The Court says the first thing to consider is that the agreement signed by both parties “specifically states each gave a ‘fair and reasonable disclosure,’” and the Premarital Agreement Act says this recitation creates a presumption that it is true. (Code § 20-151(B).)
Second, “the statute requires only that the disclosure be ‘fair and reasonable’ and not that the disclosure include a present fair market value for each item of property disclosed.” And looking at the context, the schedule listed many other intangible asset values totaling $214,000, just counting those whose values were listed, plus “thousands of shares of named stocks for which no value was listed.” (And wife offered no evidence that the value of the non-valued stocks was negligible.)
As for other challenges to the agreement as unconscionable, the Court stresses that it takes both unconscionability at the time of signing and non-disclosure to overturn the agreement under Code § 20-151(A)(2) , and that both parties were “mature, college-educated adults at the time of their marriage,” and “the agreement did not provide for a gross disparity in the division of any marital assets that might come into existence during their marriage.”
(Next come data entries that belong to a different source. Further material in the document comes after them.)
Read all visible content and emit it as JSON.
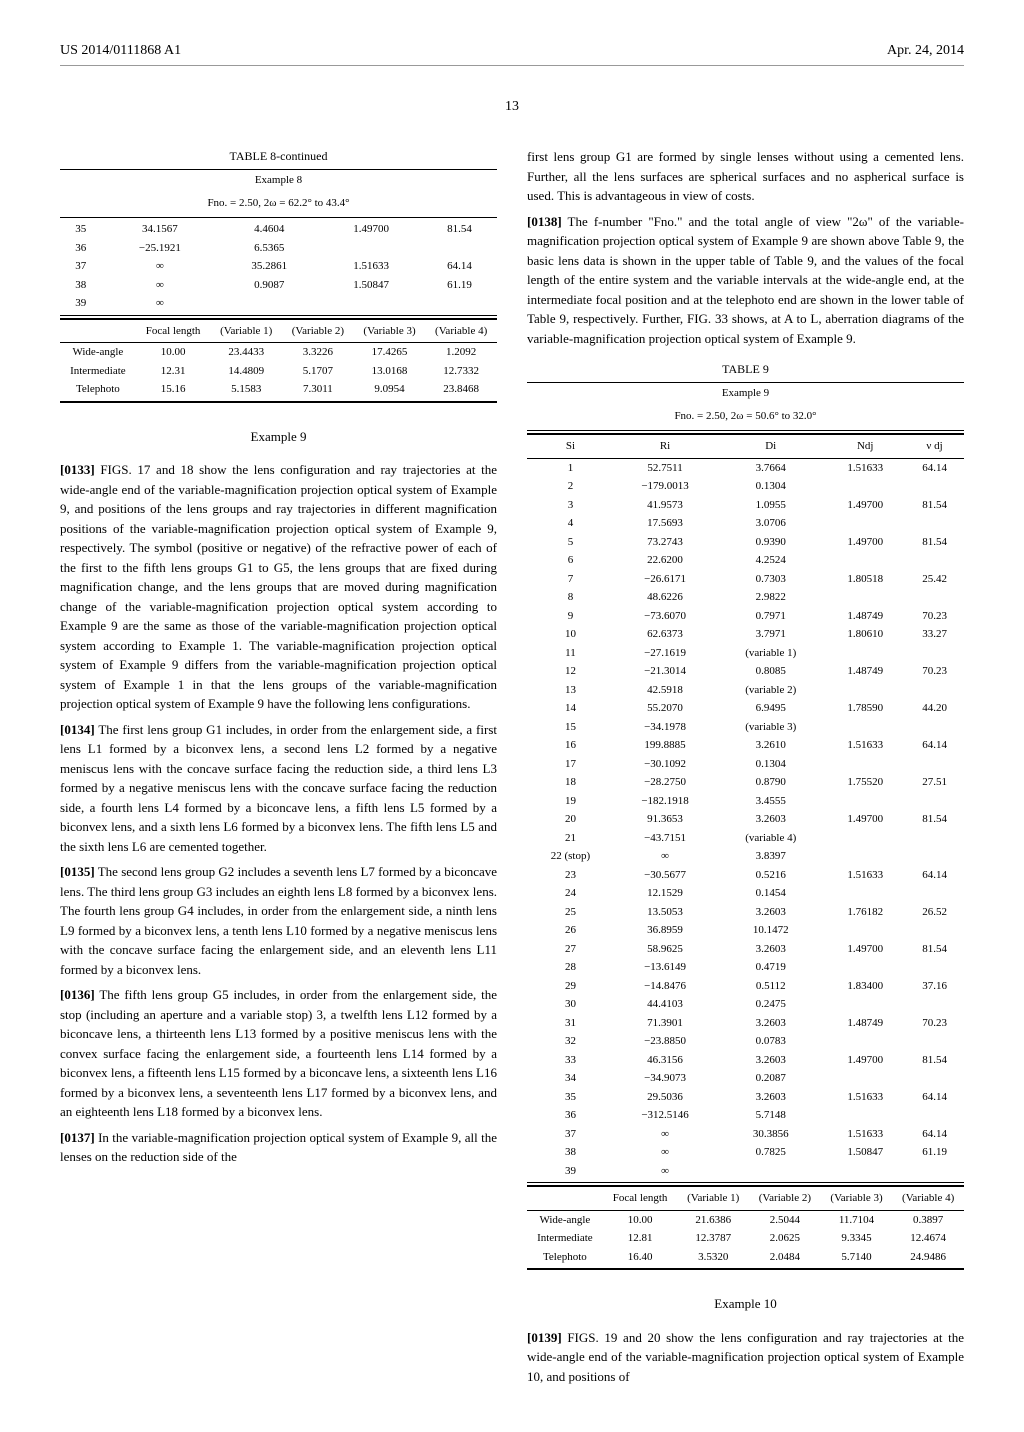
{
  "header": {
    "pub": "US 2014/0111868 A1",
    "date": "Apr. 24, 2014"
  },
  "pageNumber": "13",
  "table8": {
    "title": "TABLE 8-continued",
    "sub1": "Example 8",
    "sub2": "Fno. = 2.50, 2ω = 62.2° to 43.4°",
    "topRows": [
      [
        "35",
        "34.1567",
        "4.4604",
        "1.49700",
        "81.54"
      ],
      [
        "36",
        "−25.1921",
        "6.5365",
        "",
        ""
      ],
      [
        "37",
        "∞",
        "35.2861",
        "1.51633",
        "64.14"
      ],
      [
        "38",
        "∞",
        "0.9087",
        "1.50847",
        "61.19"
      ],
      [
        "39",
        "∞",
        "",
        "",
        ""
      ]
    ],
    "midHeaders": [
      "",
      "Focal length",
      "(Variable 1)",
      "(Variable 2)",
      "(Variable 3)",
      "(Variable 4)"
    ],
    "bottomRows": [
      [
        "Wide-angle",
        "10.00",
        "23.4433",
        "3.3226",
        "17.4265",
        "1.2092"
      ],
      [
        "Intermediate",
        "12.31",
        "14.4809",
        "5.1707",
        "13.0168",
        "12.7332"
      ],
      [
        "Telephoto",
        "15.16",
        "5.1583",
        "7.3011",
        "9.0954",
        "23.8468"
      ]
    ]
  },
  "ex9": {
    "title": "Example 9"
  },
  "p0133": {
    "num": "[0133]",
    "text": "FIGS. 17 and 18 show the lens configuration and ray trajectories at the wide-angle end of the variable-magnification projection optical system of Example 9, and positions of the lens groups and ray trajectories in different magnification positions of the variable-magnification projection optical system of Example 9, respectively. The symbol (positive or negative) of the refractive power of each of the first to the fifth lens groups G1 to G5, the lens groups that are fixed during magnification change, and the lens groups that are moved during magnification change of the variable-magnification projection optical system according to Example 9 are the same as those of the variable-magnification projection optical system according to Example 1. The variable-magnification projection optical system of Example 9 differs from the variable-magnification projection optical system of Example 1 in that the lens groups of the variable-magnification projection optical system of Example 9 have the following lens configurations."
  },
  "p0134": {
    "num": "[0134]",
    "text": "The first lens group G1 includes, in order from the enlargement side, a first lens L1 formed by a biconvex lens, a second lens L2 formed by a negative meniscus lens with the concave surface facing the reduction side, a third lens L3 formed by a negative meniscus lens with the concave surface facing the reduction side, a fourth lens L4 formed by a biconcave lens, a fifth lens L5 formed by a biconvex lens, and a sixth lens L6 formed by a biconvex lens. The fifth lens L5 and the sixth lens L6 are cemented together."
  },
  "p0135": {
    "num": "[0135]",
    "text": "The second lens group G2 includes a seventh lens L7 formed by a biconcave lens. The third lens group G3 includes an eighth lens L8 formed by a biconvex lens. The fourth lens group G4 includes, in order from the enlargement side, a ninth lens L9 formed by a biconvex lens, a tenth lens L10 formed by a negative meniscus lens with the concave surface facing the enlargement side, and an eleventh lens L11 formed by a biconvex lens."
  },
  "p0136": {
    "num": "[0136]",
    "text": "The fifth lens group G5 includes, in order from the enlargement side, the stop (including an aperture and a variable stop) 3, a twelfth lens L12 formed by a biconcave lens, a thirteenth lens L13 formed by a positive meniscus lens with the convex surface facing the enlargement side, a fourteenth lens L14 formed by a biconvex lens, a fifteenth lens L15 formed by a biconcave lens, a sixteenth lens L16 formed by a biconvex lens, a seventeenth lens L17 formed by a biconvex lens, and an eighteenth lens L18 formed by a biconvex lens."
  },
  "p0137": {
    "num": "[0137]",
    "text": "In the variable-magnification projection optical system of Example 9, all the lenses on the reduction side of the"
  },
  "rightTop": "first lens group G1 are formed by single lenses without using a cemented lens. Further, all the lens surfaces are spherical surfaces and no aspherical surface is used. This is advantageous in view of costs.",
  "p0138": {
    "num": "[0138]",
    "text": "The f-number \"Fno.\" and the total angle of view \"2ω\" of the variable-magnification projection optical system of Example 9 are shown above Table 9, the basic lens data is shown in the upper table of Table 9, and the values of the focal length of the entire system and the variable intervals at the wide-angle end, at the intermediate focal position and at the telephoto end are shown in the lower table of Table 9, respectively. Further, FIG. 33 shows, at A to L, aberration diagrams of the variable-magnification projection optical system of Example 9."
  },
  "table9": {
    "title": "TABLE 9",
    "sub1": "Example 9",
    "sub2": "Fno. = 2.50, 2ω = 50.6° to 32.0°",
    "headers": [
      "Si",
      "Ri",
      "Di",
      "Ndj",
      "ν dj"
    ],
    "rows": [
      [
        "1",
        "52.7511",
        "3.7664",
        "1.51633",
        "64.14"
      ],
      [
        "2",
        "−179.0013",
        "0.1304",
        "",
        ""
      ],
      [
        "3",
        "41.9573",
        "1.0955",
        "1.49700",
        "81.54"
      ],
      [
        "4",
        "17.5693",
        "3.0706",
        "",
        ""
      ],
      [
        "5",
        "73.2743",
        "0.9390",
        "1.49700",
        "81.54"
      ],
      [
        "6",
        "22.6200",
        "4.2524",
        "",
        ""
      ],
      [
        "7",
        "−26.6171",
        "0.7303",
        "1.80518",
        "25.42"
      ],
      [
        "8",
        "48.6226",
        "2.9822",
        "",
        ""
      ],
      [
        "9",
        "−73.6070",
        "0.7971",
        "1.48749",
        "70.23"
      ],
      [
        "10",
        "62.6373",
        "3.7971",
        "1.80610",
        "33.27"
      ],
      [
        "11",
        "−27.1619",
        "(variable 1)",
        "",
        ""
      ],
      [
        "12",
        "−21.3014",
        "0.8085",
        "1.48749",
        "70.23"
      ],
      [
        "13",
        "42.5918",
        "(variable 2)",
        "",
        ""
      ],
      [
        "14",
        "55.2070",
        "6.9495",
        "1.78590",
        "44.20"
      ],
      [
        "15",
        "−34.1978",
        "(variable 3)",
        "",
        ""
      ],
      [
        "16",
        "199.8885",
        "3.2610",
        "1.51633",
        "64.14"
      ],
      [
        "17",
        "−30.1092",
        "0.1304",
        "",
        ""
      ],
      [
        "18",
        "−28.2750",
        "0.8790",
        "1.75520",
        "27.51"
      ],
      [
        "19",
        "−182.1918",
        "3.4555",
        "",
        ""
      ],
      [
        "20",
        "91.3653",
        "3.2603",
        "1.49700",
        "81.54"
      ],
      [
        "21",
        "−43.7151",
        "(variable 4)",
        "",
        ""
      ],
      [
        "22 (stop)",
        "∞",
        "3.8397",
        "",
        ""
      ],
      [
        "23",
        "−30.5677",
        "0.5216",
        "1.51633",
        "64.14"
      ],
      [
        "24",
        "12.1529",
        "0.1454",
        "",
        ""
      ],
      [
        "25",
        "13.5053",
        "3.2603",
        "1.76182",
        "26.52"
      ],
      [
        "26",
        "36.8959",
        "10.1472",
        "",
        ""
      ],
      [
        "27",
        "58.9625",
        "3.2603",
        "1.49700",
        "81.54"
      ],
      [
        "28",
        "−13.6149",
        "0.4719",
        "",
        ""
      ],
      [
        "29",
        "−14.8476",
        "0.5112",
        "1.83400",
        "37.16"
      ],
      [
        "30",
        "44.4103",
        "0.2475",
        "",
        ""
      ],
      [
        "31",
        "71.3901",
        "3.2603",
        "1.48749",
        "70.23"
      ],
      [
        "32",
        "−23.8850",
        "0.0783",
        "",
        ""
      ],
      [
        "33",
        "46.3156",
        "3.2603",
        "1.49700",
        "81.54"
      ],
      [
        "34",
        "−34.9073",
        "0.2087",
        "",
        ""
      ],
      [
        "35",
        "29.5036",
        "3.2603",
        "1.51633",
        "64.14"
      ],
      [
        "36",
        "−312.5146",
        "5.7148",
        "",
        ""
      ],
      [
        "37",
        "∞",
        "30.3856",
        "1.51633",
        "64.14"
      ],
      [
        "38",
        "∞",
        "0.7825",
        "1.50847",
        "61.19"
      ],
      [
        "39",
        "∞",
        "",
        "",
        ""
      ]
    ],
    "midHeaders": [
      "",
      "Focal length",
      "(Variable 1)",
      "(Variable 2)",
      "(Variable 3)",
      "(Variable 4)"
    ],
    "bottomRows": [
      [
        "Wide-angle",
        "10.00",
        "21.6386",
        "2.5044",
        "11.7104",
        "0.3897"
      ],
      [
        "Intermediate",
        "12.81",
        "12.3787",
        "2.0625",
        "9.3345",
        "12.4674"
      ],
      [
        "Telephoto",
        "16.40",
        "3.5320",
        "2.0484",
        "5.7140",
        "24.9486"
      ]
    ]
  },
  "ex10": {
    "title": "Example 10"
  },
  "p0139": {
    "num": "[0139]",
    "text": "FIGS. 19 and 20 show the lens configuration and ray trajectories at the wide-angle end of the variable-magnification projection optical system of Example 10, and positions of"
  }
}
Husband had told the wife that he had torn up the agreement when she demanded to see a copy of it. But that does not estop him from later asserting his rights under the agreement, the Court says. Although it seems he had lied about this, the trial court didn’t find that the wife proved that she had relied upon that misrepresentation in any way, and that if she had, that reliance would have been unreasonable. Both Code §20-153 and the prenup’s terms say that a prenup can be revoked or amended only by a written instrument. And “wife was charged with knowledge of both the applicable statute ... and the terms of the agreement.” A useful reminder to make sure that clients have read and understood “boilerplate” provisions, and the statutes that lay out the framework, ground rules and limitations of the agreements they are entering.
The husband cross appealed because he had filed for a modification of pendente lite spousal support, and when the court granted that modification from $5,000 to $1,000 per month it did not make it retroactive to the date he filed the motion. The Court of Appeals upholds, as “husband could have avoided the accrual of the arrearage if he had acted in a timely fashion.” So filing for modification so as to enable a change to be retroactive to the filing date, but then not setting it for hearing, can be dangerous.
The trial court ordered a federal-court-style schedule of evidence disclosures instead of the usual discovery process, and the Court of Appeals says that was not reversible error, at least to the extent the wife preserved her objection. There is a right to discovery under Rule 4:1(b)(1), the Court stresses, but that Rule also says the court may limit “‘the frequency or extent of’ discovery methods ‘if it determines [inter alia,] that: . . . (iii) the discovery is unduly burdensome or expensive, taking into account the needs of the case, the amount in controversy, limitations on the parties’ resources, and the importance of the issues at stake in the litigation.’” And “the granting or denying of discovery is a matter within the discretion of the [circuit] court and will not be reversed on appeal unless ‘the action taken was improvident and affected substantial rights.’” (Citing O’Brian v. Langley Sch. (Va. 1998) and Rakes v. Fulcher (Va. 1970)). At the time when the wife moved to compel answers to interrogatories, the trial court had already disposed of all issues except for four-digit property and alimony issues, so its ruling did not “affect substantial rights.”